Energy is fixed through the process of photosynthesis and transformed to forms useful for the plants themselves and animals that feed on the plants. However, energy is degraded at each step along the way and cannot be used again. Energy is transferred but not cycled. Grazing animals on rangelands influence plants by removing living tissue, by trampling, and by altering competitive relations with other plants. Large grazing animals tend to compact the soil and reduce infiltration and increase surface runoff. Plants furnish all the nutrients obtained by herbivores and eventually by carnivores and omnivores as well.
Rangeland Dynamics
Rangelands vary considerably with time; they are not static. Scientists are gaining a better understanding of some factors related to rangeland change over time. Pollen records and, in the southwestern United States, packrat middens have been used to reconstruct past and vegetational changes. Some areas have become drier and others more mesic. Formation and retreat of glaciers have influenced rangelands, climatic patterns, and soil development. A recent general trend in many rangelands of the world is an increase in woody plants at the expense of grasses. Many factors are probably responsible for these shifts, but fire control, excessive livestock grazing, climatic shifts, introduction of exotic species, and the influence of native animals are likely causal agents.

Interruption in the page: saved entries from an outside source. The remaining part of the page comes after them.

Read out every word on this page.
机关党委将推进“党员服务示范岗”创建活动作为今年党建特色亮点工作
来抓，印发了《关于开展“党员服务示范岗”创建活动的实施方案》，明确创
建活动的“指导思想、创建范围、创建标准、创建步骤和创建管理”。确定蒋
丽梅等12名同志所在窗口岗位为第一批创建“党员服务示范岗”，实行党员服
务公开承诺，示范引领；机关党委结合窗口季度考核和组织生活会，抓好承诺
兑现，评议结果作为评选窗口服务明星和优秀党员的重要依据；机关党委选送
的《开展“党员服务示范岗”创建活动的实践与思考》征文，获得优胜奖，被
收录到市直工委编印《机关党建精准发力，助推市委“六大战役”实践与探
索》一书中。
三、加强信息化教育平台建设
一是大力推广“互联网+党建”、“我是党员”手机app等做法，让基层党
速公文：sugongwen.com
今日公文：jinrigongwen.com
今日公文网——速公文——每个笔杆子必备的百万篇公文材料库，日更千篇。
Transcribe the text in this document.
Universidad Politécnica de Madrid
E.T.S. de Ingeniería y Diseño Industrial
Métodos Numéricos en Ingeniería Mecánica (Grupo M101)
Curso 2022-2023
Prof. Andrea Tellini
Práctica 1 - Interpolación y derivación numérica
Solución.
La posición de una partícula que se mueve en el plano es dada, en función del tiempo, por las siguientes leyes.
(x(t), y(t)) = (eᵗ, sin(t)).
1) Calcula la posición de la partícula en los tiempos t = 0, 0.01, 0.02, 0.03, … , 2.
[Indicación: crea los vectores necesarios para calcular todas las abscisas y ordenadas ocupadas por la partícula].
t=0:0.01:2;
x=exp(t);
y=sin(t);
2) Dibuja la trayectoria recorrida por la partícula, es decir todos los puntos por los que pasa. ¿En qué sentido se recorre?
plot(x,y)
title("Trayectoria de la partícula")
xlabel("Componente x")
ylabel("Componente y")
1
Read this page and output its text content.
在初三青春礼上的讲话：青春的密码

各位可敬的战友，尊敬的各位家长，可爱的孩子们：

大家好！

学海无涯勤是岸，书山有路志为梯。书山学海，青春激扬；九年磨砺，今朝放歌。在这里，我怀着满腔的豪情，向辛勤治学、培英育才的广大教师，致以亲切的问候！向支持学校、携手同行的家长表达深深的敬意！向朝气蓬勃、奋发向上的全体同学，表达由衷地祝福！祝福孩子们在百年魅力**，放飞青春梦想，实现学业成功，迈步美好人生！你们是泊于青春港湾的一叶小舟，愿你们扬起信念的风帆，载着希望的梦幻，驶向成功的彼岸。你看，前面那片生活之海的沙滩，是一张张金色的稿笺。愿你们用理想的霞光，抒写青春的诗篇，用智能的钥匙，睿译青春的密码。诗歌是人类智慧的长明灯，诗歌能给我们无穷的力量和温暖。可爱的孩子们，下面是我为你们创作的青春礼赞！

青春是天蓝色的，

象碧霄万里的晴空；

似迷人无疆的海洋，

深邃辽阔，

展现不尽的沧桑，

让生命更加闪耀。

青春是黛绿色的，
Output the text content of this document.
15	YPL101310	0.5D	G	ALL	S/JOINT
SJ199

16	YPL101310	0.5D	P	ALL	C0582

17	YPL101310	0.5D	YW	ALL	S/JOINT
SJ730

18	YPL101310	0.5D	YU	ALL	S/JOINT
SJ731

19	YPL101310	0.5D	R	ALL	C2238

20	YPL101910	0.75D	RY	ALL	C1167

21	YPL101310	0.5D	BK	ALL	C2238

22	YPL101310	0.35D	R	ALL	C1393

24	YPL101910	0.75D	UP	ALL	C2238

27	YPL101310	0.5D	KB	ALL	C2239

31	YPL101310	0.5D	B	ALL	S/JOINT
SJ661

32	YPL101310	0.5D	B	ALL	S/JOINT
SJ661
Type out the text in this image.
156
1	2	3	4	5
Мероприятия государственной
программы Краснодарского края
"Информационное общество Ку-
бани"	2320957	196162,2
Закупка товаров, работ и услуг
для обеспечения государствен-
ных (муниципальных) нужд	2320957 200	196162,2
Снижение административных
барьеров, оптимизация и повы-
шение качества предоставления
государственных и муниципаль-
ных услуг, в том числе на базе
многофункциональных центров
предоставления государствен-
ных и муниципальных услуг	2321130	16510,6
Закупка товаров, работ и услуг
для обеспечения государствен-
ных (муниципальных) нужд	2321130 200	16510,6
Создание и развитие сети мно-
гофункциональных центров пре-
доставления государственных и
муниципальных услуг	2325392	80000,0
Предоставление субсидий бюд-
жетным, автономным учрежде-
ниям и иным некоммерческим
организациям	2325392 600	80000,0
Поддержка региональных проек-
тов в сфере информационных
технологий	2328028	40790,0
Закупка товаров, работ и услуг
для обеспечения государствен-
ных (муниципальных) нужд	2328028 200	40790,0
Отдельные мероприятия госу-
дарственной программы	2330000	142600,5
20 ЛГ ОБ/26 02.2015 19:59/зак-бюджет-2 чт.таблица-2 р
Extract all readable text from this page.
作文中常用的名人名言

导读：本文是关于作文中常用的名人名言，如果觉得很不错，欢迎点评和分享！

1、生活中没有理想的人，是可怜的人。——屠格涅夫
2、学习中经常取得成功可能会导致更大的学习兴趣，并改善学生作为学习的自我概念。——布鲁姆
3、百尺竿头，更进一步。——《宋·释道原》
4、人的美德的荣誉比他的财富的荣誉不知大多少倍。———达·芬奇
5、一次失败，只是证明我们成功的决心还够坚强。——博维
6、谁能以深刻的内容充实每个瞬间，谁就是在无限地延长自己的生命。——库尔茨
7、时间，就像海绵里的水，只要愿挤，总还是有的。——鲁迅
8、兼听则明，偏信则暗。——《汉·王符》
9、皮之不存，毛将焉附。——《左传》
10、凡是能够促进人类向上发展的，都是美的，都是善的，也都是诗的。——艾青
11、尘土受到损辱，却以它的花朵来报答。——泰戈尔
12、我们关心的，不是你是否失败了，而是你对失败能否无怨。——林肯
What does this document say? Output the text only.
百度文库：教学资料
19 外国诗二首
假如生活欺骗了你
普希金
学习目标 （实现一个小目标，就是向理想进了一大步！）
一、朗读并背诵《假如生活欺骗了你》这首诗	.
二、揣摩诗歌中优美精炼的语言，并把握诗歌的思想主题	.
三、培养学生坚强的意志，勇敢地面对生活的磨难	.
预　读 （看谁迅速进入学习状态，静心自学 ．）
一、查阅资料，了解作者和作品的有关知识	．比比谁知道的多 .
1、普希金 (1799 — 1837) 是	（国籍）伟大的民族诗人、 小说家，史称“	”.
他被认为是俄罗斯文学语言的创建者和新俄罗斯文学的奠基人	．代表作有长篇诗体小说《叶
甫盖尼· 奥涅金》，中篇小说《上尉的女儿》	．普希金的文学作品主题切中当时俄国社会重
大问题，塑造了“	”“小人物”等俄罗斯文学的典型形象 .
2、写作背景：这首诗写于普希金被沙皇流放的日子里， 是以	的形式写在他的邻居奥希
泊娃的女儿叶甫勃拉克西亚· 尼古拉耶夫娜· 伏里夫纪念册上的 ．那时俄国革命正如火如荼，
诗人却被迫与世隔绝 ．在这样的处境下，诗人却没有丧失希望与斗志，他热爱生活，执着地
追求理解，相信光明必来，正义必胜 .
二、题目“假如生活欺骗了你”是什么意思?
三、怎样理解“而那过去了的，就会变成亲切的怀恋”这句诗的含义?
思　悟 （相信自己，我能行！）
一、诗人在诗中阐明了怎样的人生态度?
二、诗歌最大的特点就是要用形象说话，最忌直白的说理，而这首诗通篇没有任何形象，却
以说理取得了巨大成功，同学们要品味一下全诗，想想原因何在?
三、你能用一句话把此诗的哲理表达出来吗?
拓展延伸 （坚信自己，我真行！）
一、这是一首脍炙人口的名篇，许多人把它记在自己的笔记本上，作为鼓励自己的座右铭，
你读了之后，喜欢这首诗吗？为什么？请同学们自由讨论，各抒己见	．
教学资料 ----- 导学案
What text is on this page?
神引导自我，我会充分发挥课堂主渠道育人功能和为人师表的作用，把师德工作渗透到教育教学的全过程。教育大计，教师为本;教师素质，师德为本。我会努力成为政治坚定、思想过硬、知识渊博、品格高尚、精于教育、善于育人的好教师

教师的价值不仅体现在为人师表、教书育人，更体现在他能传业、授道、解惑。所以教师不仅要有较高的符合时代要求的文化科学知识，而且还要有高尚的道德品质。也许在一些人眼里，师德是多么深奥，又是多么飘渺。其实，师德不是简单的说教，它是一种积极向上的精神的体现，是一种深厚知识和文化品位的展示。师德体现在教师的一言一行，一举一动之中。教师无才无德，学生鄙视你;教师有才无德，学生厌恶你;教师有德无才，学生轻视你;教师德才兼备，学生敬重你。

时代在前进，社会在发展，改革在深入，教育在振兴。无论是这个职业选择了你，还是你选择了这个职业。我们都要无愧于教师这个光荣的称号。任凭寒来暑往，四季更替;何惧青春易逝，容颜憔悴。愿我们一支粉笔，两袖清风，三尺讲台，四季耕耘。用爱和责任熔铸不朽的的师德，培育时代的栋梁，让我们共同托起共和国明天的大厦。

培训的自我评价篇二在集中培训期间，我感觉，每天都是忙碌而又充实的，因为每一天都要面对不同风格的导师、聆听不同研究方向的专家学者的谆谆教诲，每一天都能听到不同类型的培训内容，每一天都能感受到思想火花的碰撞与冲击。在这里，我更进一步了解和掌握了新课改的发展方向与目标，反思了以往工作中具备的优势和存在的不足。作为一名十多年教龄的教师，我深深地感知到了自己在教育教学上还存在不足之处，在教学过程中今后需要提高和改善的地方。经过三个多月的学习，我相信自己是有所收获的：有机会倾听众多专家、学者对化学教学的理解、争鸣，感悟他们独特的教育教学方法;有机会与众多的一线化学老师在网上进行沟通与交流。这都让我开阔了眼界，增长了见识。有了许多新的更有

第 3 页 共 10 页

Rangelands are threatened by encroachment from crop agriculture as human populations increase. Nomadic herders traditionally dealt with periodic drought conditions by moving to areas not impacted by drought. In modern society, with reductions of area available for livestock grazing and restrictions for political reasons, herders are often forced to maintain higher livestock numbers to support their growing families and others directly dependent on livestock. Despite various kinds of disturbances and stresses on rangelands, these areas have supported many large grazing animals and people for centuries. They are resilient and will likely be sustained for many more centuries to come.